0456 GMT November 29, 2020
It was a “golden age” for British finance, in the words of then Chancellor of the Exchequer Gordon Brown, when Sweden’s Svenska Handelsbanken AB targeted the UK for international expansion.
The years that followed, however, brought bank failures, bailouts, austerity, recession and now Brexit.
But unlike other major foreign institutions that are shifting billions out of the UK and into the European Union, Handelsbanken is sticking to its strategy and preparing to ride out the storm.
Mikael Sorensen, chief executive officer of Handelsbanken’s UK operations, says it has deliberately targeted customers that will leave it “less impacted” by Brexit than its competitors. “We have done whatever we can to prepare,” he said in an interview.
Loan-to-value ratios on real estate that Handelsbanken clients have used as collateral – a key measure of risk – are the lowest in the UK, both for residential and commercial properties, according to the bank’s third-quarter report. Corporate deposits, meanwhile, are up by about a fifth from a year earlier.
According to Bloomberg Intelligence, Handelsbanken has “successfully carved a niche franchise in the UK, avoiding the price-driven mass market.”
But some analysts question how much value the UK really adds, given the risks involved compared with its home market. Return on capital allocated to the UK business fell by almost 25% in the third quarter amid a drop in income. The return of 9.5% was about two-thirds of that generated by the Swedish business.
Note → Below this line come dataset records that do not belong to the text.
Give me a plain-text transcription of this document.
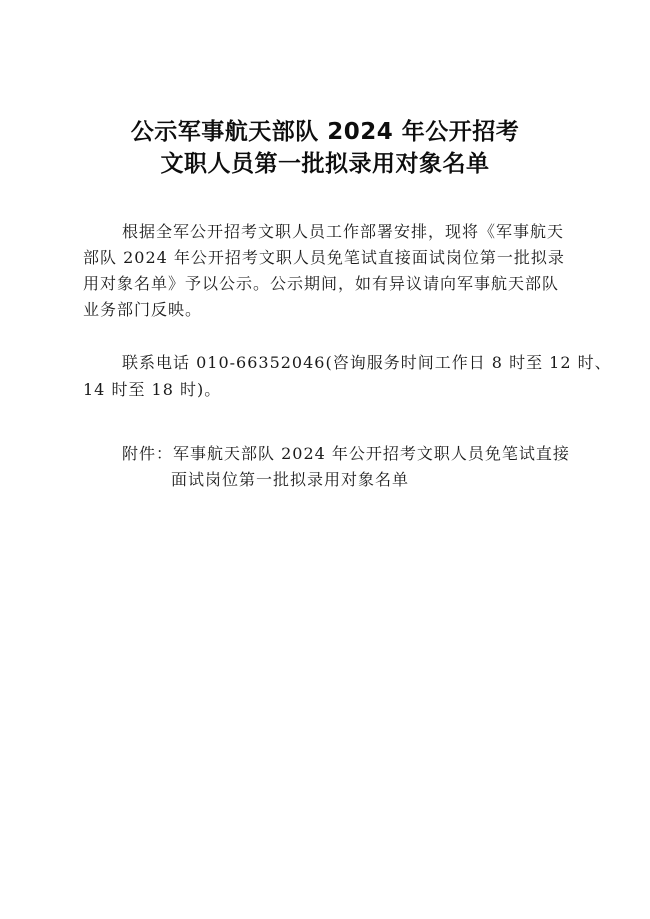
公示军事航天部队 2024 年公开招考
文职人员第一批拟录用对象名单
根据全军公开招考文职人员工作部署安排，现将《军事航天
部队 2024 年公开招考文职人员免笔试直接面试岗位第一批拟录
用对象名单》予以公示。公示期间，如有异议请向军事航天部队
业务部门反映。
联系电话 010-66352046(咨询服务时间工作日 8 时至 12 时、
14 时至 18 时)。
附件：军事航天部队 2024 年公开招考文职人员免笔试直接
面试岗位第一批拟录用对象名单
“Am I really willing to pay for a growth-based strategy where the UK is the key component?” Johan Ekblom, a London-based analyst with UBS [an investment banking company], who has a neutral rating, said. “The UK business isn’t nearly as profitable as the rest of the group. It brings to the forefront an important question which is: Is there a path to improving the profitability in the UK?”
Handelsbanken, which is the only Nordic lender left with substantial operations outside Scandinavia and the Baltics, says it wants to repeat its Nordic successes in the UK. And unlike its competitors there, it’s not “hampered by legacy systems,” Bloomberg Intelligence says.
At home in Sweden, it’s the biggest and historically the most profitable of the country’s largest lenders, having dodged the money-laundering scandals that afflicted Danske Bank A/S and Swedbank AB.
Handelsbanken is relying on physical offices in the UK to attract customers – a model it used in Sweden. It has over 200 branches in the UK while headcount is up about 5% this year. (Meanwhile in Sweden, it’s cutting branches, though it will continue to have more physical offices than competitors).
Led by now-chairman Par Boman, Handelsbanken decided back in the 2000s that its business model, which emphasized close customer contact, would work outside Scandinavia. Around 2006, the bank singled out the UK, building it into its second-largest market, after Sweden.
Handelsbanken wants to avoid the trap that some other challenger banks have fallen into, namely over-stretching only to crash when the first crisis hits. The Swedish lender has also had to change its structure in the UK, at the behest of local regulators.
Handelsbanken says lessons learned in the Nordic region give it a sense of what’s to come in the UK Based on its observations, fee income is set to climb, as more of the bank’s UK depositors move their savings into its asset management unit to avoid ultra-low interest rates. That’s a shift worth sticking around for, according to Sorensen.